La crise sanitaire que nous traversons impacte de nombreuses facettes de notre quotidien. Éducation, usage des outils numériques, monde de l’entreprise entre (beaucoup) d’autres. Les membres de la cellule d’innovation de HEP EDUCATION, issus non seulement des Écoles et centres de formation membres mais aussi de la société civile ont consacré une matinée à partager leurs expériences relatives à ces changements. Ces partages d’expériences ont pour objectifs d’alimenter les réflexions de la cellule d’innovation et ses projets qui en découlent (parcours d’apprentissage sur les compétences humaines, projets pédagogiques, modules et évènements).

Troisième et dernier volet de notre série d’articles avec un focus particulier sur l’entreprise et sur la manière dont la crise a accéléré sa transformation. 

 

Tout commence par une histoire. Celle de l’humanité. C’est à travers la spirale dynamique, cette vision de l’évolution des civilisations, que Daniel Eppling, fondateur d’Altoe, qui intervient dans les processus de transformation des entreprises, explique la mutation profonde que connaît notre rapport à l’altérité. La spirale dynamique décode les différentes étapes de nos perceptions du monde. Pour Daniel Eppling, “nous sommes sur la ligne de crête, entre un monde de Commande/Contrôle et le monde du Chaos/Confiance. Les systèmes de valeur se sont construits jusqu’ici sur les externalités négatives du cycle précédent.

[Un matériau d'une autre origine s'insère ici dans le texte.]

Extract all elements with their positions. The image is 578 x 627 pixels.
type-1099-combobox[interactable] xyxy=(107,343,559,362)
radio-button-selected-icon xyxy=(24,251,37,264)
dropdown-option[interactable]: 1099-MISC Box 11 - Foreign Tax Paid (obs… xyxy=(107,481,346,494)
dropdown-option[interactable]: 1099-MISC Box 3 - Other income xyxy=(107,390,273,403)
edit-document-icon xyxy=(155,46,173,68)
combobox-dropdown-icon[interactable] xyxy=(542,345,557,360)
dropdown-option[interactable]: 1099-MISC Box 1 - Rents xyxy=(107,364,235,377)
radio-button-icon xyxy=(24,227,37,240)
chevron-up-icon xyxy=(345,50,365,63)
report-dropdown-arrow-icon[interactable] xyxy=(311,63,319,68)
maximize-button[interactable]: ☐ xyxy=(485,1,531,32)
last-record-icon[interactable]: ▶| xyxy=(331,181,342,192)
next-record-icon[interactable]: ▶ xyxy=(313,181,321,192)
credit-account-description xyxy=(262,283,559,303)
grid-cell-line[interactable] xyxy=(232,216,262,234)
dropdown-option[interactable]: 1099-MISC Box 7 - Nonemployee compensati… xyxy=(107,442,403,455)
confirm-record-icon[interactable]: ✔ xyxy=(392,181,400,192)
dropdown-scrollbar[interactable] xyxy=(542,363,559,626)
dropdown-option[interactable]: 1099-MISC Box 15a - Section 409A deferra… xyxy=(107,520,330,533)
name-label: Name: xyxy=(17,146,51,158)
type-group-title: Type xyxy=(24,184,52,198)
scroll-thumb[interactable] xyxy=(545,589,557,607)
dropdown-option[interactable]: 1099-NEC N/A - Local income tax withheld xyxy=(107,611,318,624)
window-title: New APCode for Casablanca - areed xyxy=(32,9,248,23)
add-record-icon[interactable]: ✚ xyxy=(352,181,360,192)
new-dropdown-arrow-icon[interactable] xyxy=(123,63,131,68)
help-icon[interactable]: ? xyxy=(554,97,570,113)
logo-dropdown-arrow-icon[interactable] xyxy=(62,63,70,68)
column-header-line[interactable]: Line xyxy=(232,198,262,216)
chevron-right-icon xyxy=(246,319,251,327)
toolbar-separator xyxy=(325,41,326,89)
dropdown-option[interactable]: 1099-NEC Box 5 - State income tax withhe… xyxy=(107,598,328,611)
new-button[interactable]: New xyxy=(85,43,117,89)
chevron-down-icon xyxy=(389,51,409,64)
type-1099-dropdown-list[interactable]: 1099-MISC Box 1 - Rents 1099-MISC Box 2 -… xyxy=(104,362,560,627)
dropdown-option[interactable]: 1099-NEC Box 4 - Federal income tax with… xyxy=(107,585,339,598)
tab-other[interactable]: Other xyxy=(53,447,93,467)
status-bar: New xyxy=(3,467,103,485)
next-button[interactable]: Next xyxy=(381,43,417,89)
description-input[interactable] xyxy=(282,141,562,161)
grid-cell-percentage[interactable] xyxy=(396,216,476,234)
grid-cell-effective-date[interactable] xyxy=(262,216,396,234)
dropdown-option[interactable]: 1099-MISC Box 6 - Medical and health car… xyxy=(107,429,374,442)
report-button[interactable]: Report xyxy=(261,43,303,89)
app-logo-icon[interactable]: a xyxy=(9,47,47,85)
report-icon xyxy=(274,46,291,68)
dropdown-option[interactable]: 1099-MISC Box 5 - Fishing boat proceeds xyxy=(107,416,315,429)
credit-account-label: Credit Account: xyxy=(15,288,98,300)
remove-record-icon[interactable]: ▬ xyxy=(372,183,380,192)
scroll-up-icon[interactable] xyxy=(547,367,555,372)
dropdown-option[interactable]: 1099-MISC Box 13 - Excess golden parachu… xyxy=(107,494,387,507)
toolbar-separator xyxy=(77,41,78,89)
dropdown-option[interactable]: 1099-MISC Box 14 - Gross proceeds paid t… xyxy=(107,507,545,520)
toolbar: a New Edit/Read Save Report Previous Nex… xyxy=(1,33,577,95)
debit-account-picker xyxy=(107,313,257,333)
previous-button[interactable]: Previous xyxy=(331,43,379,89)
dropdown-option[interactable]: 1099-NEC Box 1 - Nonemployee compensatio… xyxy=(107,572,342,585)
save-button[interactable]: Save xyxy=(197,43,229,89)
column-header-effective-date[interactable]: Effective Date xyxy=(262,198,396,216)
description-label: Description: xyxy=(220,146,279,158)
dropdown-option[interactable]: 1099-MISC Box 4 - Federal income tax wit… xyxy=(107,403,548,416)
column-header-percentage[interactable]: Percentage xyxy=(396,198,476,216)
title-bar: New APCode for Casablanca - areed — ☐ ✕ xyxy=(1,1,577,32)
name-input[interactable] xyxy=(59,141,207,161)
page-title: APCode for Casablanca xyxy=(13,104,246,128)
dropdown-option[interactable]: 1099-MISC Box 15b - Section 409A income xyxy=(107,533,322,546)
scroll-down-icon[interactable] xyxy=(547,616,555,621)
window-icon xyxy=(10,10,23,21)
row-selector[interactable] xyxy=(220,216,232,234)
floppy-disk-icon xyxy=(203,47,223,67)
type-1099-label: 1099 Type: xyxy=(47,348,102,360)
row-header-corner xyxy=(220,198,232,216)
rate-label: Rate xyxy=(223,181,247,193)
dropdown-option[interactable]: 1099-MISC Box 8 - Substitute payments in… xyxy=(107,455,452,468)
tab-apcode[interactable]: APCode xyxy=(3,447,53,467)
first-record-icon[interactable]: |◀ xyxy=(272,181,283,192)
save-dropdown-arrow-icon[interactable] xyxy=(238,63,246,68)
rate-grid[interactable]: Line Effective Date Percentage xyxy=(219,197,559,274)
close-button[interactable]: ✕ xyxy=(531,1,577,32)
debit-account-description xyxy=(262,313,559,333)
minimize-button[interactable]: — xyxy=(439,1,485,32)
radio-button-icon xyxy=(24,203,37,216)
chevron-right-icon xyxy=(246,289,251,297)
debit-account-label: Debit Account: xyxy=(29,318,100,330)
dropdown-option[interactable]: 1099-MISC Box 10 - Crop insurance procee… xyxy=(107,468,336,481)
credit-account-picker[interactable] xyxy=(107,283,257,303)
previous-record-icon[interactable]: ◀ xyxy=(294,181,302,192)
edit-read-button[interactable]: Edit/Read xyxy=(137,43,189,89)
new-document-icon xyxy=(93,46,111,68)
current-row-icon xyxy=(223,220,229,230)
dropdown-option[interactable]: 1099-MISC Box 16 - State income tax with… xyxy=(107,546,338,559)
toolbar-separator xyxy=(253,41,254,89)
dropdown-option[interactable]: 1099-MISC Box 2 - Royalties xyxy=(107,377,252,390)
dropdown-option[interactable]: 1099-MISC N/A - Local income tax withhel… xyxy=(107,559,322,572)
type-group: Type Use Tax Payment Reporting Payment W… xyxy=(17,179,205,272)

L’Autre a de tous temps été perçu comme une menace mais ce paradigme change, les externalités des niveaux d’existence émergents deviennent positives.
La spirale dynamique en explorant et décodant le temps, nous permet de comprendre les grandes tendances de l’histoire du monde et fait un parallèle entre évolution de la société et les conditions de vie, la représentation de la nature.  Ainsi, la situation sanitaire accélère le processus de prise de conscience que nous vivons dans une seule et unique matrice, les organisations, comme la société dans son ensemble, prennent conscience qu’elles ne forment qu’un seul et unique système vivant”. Une accélération que les différentes prises de paroles des membres du cercle ne viennent pas démentir.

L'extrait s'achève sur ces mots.